Wolf nimmt Männer-Fußball in die Pflicht

Was den Frauen-Fußball betrifft, sieht sie Österreich zwar ebenfalls auf einem guten Weg, „dennoch muss es schneller gehen, mehr passieren“. In diesem Kontext nimmt sie auch den Männer-Fußball hierzulande in die Pflicht. „St. Pölten, Sturm, Landhaus (mit der Austria) und Vorderland (mit Altach) arbeiten mit Bundesliga-Teams bei den Herren zusammen, aber da muss viel mehr kommen“, forderte Wolf.

Während der LASK am heutigen Weltfrauentag eine Abteilung für Mädchen- und Frauen-Fußball gestartet hat und auch Rapid dahingehend Engagement zeigt, macht Serienmeister Red Bull Salzburg weiterhin keine Anstalten, sich hier zu beteiligen. Vielleicht findet Wolfs Wunsch Gehör: „Ich finde, jeder Bundesliga-Club sollte verpflichtet sein, ein Frauen-Team zu haben. Dann wäre viel erreicht.“

Die Kluft in der Planet-Pure-Frauen-Bundesliga, die am Wochenende ins Frühjahr gestartet war, sei groß. „Drei Teams können etwas professioneller arbeiten, andere wiederum gar nicht so oft trainieren, weil sie einfach nicht die Möglichkeit haben.
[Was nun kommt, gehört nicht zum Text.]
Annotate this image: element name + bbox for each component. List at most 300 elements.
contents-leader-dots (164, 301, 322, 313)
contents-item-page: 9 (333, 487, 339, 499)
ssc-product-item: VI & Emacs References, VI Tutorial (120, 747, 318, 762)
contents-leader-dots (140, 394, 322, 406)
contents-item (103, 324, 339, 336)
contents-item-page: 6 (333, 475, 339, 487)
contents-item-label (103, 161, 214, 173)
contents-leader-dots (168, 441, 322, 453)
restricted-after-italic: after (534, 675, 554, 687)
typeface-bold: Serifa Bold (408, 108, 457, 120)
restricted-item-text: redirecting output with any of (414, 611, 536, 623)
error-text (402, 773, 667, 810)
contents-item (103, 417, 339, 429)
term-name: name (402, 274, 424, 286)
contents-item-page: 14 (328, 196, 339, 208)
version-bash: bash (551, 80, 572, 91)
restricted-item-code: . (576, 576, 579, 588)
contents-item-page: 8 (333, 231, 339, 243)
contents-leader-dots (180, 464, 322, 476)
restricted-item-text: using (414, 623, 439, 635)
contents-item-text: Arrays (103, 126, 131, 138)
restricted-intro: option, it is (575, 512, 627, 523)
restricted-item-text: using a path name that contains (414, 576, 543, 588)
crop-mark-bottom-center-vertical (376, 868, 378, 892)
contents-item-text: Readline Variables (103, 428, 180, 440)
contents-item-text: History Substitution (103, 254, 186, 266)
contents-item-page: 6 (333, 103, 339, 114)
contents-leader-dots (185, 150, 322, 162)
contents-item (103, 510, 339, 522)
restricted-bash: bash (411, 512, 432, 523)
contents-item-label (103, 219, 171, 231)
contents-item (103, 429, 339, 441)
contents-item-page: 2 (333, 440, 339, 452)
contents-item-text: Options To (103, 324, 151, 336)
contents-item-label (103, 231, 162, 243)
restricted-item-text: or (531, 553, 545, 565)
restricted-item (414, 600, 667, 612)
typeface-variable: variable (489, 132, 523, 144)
Schließlich muss auch daneben gearbeitet werden“, unterstrich Wolf. Sie selbst ist dabei ein gutes Beispiel. Nach der Rückkehr aus Schweden setzte sich die Sportlehrerin, die vor zwei Jahren auch noch eine Ausbildung als Athletiktrainerin absolvierte, mit Arbeiten ihrer Schüler auseinander.

„Wir müssen uns vieles hart erarbeiten“

„Ich denke, das machen andere Trainer in der CL nicht. Wir müssen uns vieles hart erarbeiten, das sieht bei den Männern anders aus.“ Das betrifft vor allem das Einkommen, denn vom Frauen-Fußball kann man in Österreich nicht leben. „Ich würde mir für uns Frauen wünschen, dass sich das ändert, was mich betrifft, habe ich aktuell kein Leben“, merkte sie lachend an. „Man kämpft an vielen Fronten und will alles gut machen. Das macht es sehr anstrengend“, so Wolf. „Das ist aber in Anbetracht der derzeitigen Situation Jammern auf sehr hohem Niveau. Wir sind sehr glücklich, überhaupt auf dem Spielfeld stehen zu dürfen.“

Sie persönlich stecke sich keine langfristigen Ziele und will beim SKN St. Pölten vorerst viel Erfahrung sammeln. Die UEFA-Pro-Lizenz hat sie auch im Blick, die höchste Trainerausbildung in Österreich genoss bisher übrigens nur eine Frau – ÖFB-Teamchefin Irene Fuhrmann.